A little backstory goes a long way! 😊
🧑💻: I am an IT professional by trade, but I am a passionate, purposeful FSD by choice, and somewhere in between that, I’m trying to raise a daughter and to be a present husband to a woman I’ve been married to for the last 17 years.
📊 & 🚙: My day job is a 60hr a week role, with a 20 hour a week commute, that’s 80hrs every week…
So why am I telling you this? 👇
I have been asked a few times about my schedule, people ask how I get anything built. The honest answer is I think about it longer than I work on it.
✅ The Answer:
1️⃣ My default mode is the 7Ps: Prior Proper Planning Prevents Piss Poor Performance.
😅 It sounds like a bumper sticker until you actually live by it.

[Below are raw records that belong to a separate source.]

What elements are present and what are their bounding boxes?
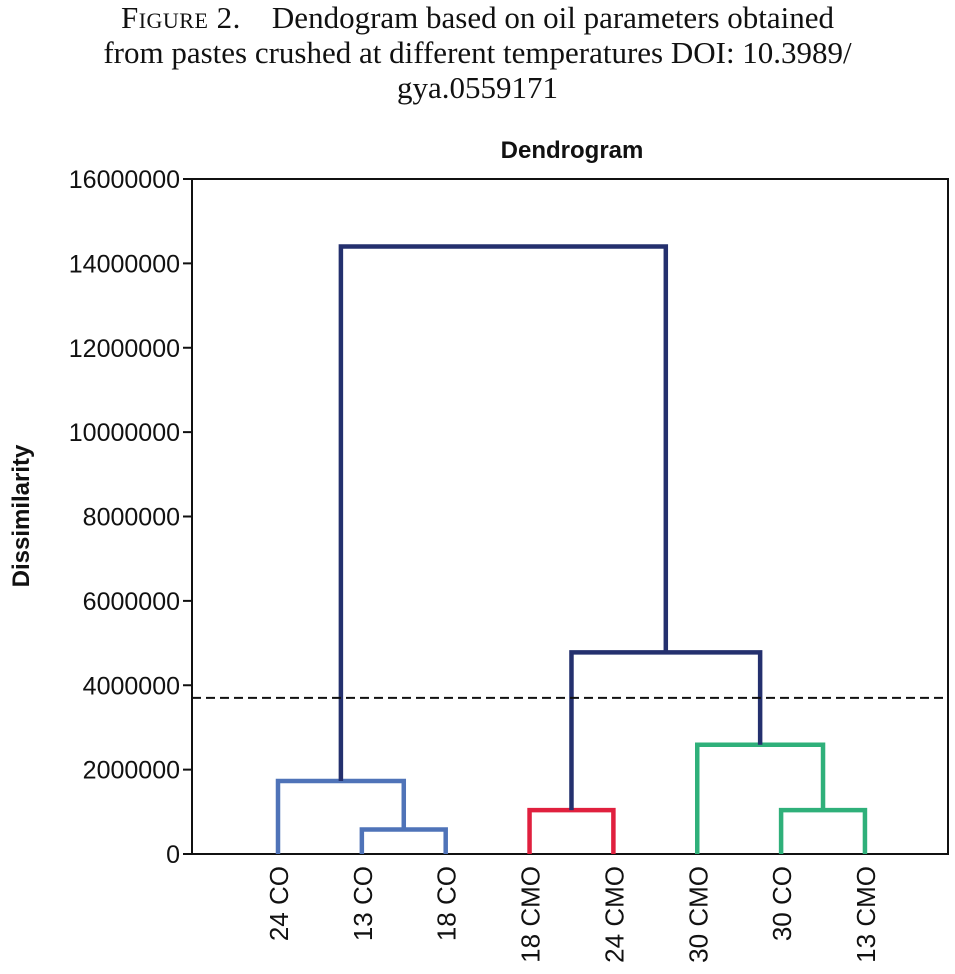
caption-line-3: gya.0559171: [396, 70, 558, 105]
dendrogram-link: [359, 827, 448, 854]
y-tick-label: 14000000: [69, 250, 180, 278]
leaf-label: 30 CMO: [683, 866, 713, 963]
y-tick-label: 10000000: [69, 419, 180, 447]
leaf-label: 13 CMO: [851, 866, 881, 963]
chart-title: Dendrogram: [501, 137, 644, 164]
leaf-labels: 24 CO 13 CO 18 CO 18 CMO 24 CMO 30 CMO 30 CO 13…: [264, 866, 881, 963]
leaf-label: 30 CO: [767, 866, 797, 941]
y-tick-label: 16000000: [69, 166, 180, 194]
leaf-label: 24 CO: [264, 866, 294, 941]
dendrogram-link: [569, 650, 763, 811]
y-tick-label: 2000000: [83, 757, 180, 785]
caption-line-1: Dendogram based on oil parameters obtain…: [271, 0, 835, 35]
leaf-label: 18 CMO: [516, 866, 546, 963]
y-tick-label: 6000000: [83, 588, 180, 616]
dendrogram-link: [338, 244, 669, 782]
y-tick-label: 8000000: [83, 504, 180, 532]
y-axis-label: Dissimilarity: [8, 444, 35, 587]
dendrogram-link: [695, 742, 826, 854]
y-axis: 0 2000000 4000000 6000000 8000000 10000000 120…: [69, 166, 192, 869]
dendrogram-link: [275, 778, 407, 854]
dendrogram-link: [527, 807, 616, 854]
dendrogram-link: [778, 807, 868, 854]
figure-label: Figure 2.: [120, 0, 241, 35]
dendrogram-links: [275, 244, 868, 854]
caption-line-2: from pastes crushed at different tempera…: [103, 35, 852, 70]
leaf-label: 13 CO: [348, 866, 378, 941]
y-tick-label: 4000000: [83, 672, 180, 700]
figure-caption: Figure 2. Dendogram based on oil paramet…: [0, 0, 955, 105]
y-tick-label: 12000000: [69, 335, 180, 363]
leaf-label: 18 CO: [432, 866, 462, 941]
leaf-label: 24 CMO: [599, 866, 629, 963]
y-tick-label: 0: [166, 841, 180, 869]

Before I build a feature, write a spec, or kick off a project, I sit with it.
❓What’s the real problem?
❔Who’s the actual user (human or AI)?
❓What breaks at scale?
❔What does the schema need to look like in a year, not a sprint?
Most of the bad code I’ve seen (and written 😅), came from skipping that quiet hour at the front.
🕯️My Takeaway: Plan properly and the build almost writes itself.
❌. Skip it and you’ll pay for it three times over in cleanup.
2️⃣ The second mental model I lean on hard:
✅ Verify before you assert.
I don’t let myself or AI make confident claims without checking. Even when “My Skills” or “AI Skills” or “My Skills with AI” are good.
💡Most bugs, bad decisions, and broken trust come from someone (often me) being sure about something they didn’t actually look at.
Confidence without verification feels great, until it doesn’t.
So, I build visibility into my work by verifying and in turn, it changes how I work with AI, how I write specs, and how I run my team.
3️⃣ The third one is quieter:
🚙 Long commutes are not wasted time.
🧠 20hrs a week, you best believe I do my best thinking in the car.
Voice conversations, no screen, no Slack. The work I ship on weekends is almost always shaped by something I figured out on the I-15.
💡So when people ask me “How did you build that, or How did you build that so fast?” I’m not the best builder, I’m not a fast builder. I’m just a deliberate one. I’d rather lock five architectural decisions cleanly than ship ten features I’ll regret in a month.
🤔💭
I am curious where you all land on this.
What’s a mental model you rely on that doesn’t show up in your code or your output, but quietly shapes everything you make?